Patients need to be well informed of the consequences of a particular treatment decision, but they also need to be aware of the beneficial effects treatments can have on the disease process. Active involvement in group, individual, and/or personalized psychosocial intervention programs can be a useful adjunct to traditional medical treatment.
Unfortunately, for many patients, these types of programs are not available or affordable. Future research needs to definitively determine the cost-efficacy of these intervention programs so that they can be made available to all patients battling life-threatening illnesses.
1. Nayfield SG, Ganz PA, Moinpour CM, et al: Report from a National Cancer Institute (USA) workshop on quality of life assessment in cancer clinical trials. Qual Life Res 1:203-210, 1992.
2. Cantor SB: Decision analysis: Theory and application to medicine. Prim Care 22:261-270, 1995.
3. Weeks J: Taking quality of life into account in health economic analyses. J Natl Cancer Inst Monogr 20:23-27, 1996.
4. Andersen BL: Psychological interventions for cancer patients to enhance the quality of life.
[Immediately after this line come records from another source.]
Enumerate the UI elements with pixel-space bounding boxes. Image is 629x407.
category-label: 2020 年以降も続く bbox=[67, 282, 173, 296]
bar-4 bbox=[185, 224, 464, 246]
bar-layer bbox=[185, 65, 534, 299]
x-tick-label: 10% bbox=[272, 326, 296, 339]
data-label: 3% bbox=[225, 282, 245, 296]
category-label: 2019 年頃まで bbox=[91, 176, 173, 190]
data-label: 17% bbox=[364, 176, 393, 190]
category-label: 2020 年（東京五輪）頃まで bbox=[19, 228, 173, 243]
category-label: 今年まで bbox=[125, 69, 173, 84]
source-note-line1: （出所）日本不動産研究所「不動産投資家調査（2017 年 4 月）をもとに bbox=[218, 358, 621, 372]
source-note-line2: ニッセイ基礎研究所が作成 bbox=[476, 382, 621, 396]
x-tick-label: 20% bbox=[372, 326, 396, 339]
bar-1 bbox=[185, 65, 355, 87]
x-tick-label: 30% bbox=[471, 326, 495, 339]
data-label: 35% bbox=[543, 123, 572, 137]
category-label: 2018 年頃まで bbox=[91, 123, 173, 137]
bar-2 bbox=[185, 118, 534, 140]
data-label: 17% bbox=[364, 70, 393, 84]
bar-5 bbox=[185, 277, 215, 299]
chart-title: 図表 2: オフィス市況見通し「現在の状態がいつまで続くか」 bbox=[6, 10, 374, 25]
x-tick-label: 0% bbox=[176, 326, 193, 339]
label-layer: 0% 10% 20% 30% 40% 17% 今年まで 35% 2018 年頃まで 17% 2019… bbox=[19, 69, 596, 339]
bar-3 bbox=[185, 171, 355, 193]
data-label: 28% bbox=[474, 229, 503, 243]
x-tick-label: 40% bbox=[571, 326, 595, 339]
J Consult Clin Psychol 60(4):552-568, 1992.
5. Fawzy IF, Fawzy NW, Arndt LA, et al: Critical review of psychosocial interventions in cancer care. Arch Gen Psychiatry 52:100-113, 1995.
6. Meyer TJ, Mark MM: Effects of psychosocial interventions with adult cancer patients: A meta-analysis of randomized experiments. Health Psychol 14(2):101-108, 1995.
7. Baum A, Herberman H, Cohen L: Managing stress and managing illness: Survival and quality of life in chronic disease. J Clin Psychol Med Set 2(4):309-333, 1995.
8. Fawzy FI, Fawzy NW, Hyun CS, et al: Malignant melanoma: Effects of an early structured psychiatric intervention, coping, and affective state on recurrence and survival 6 years later. Arch Gen Psychiatry 50:681-689, 1993.
9. Spiegel D, Bloom JR, Kraemer HC, et al: Effect of psychosocial treatment on survival of patients with metastatic breast cancer. Lancet 2:888-891, 1989.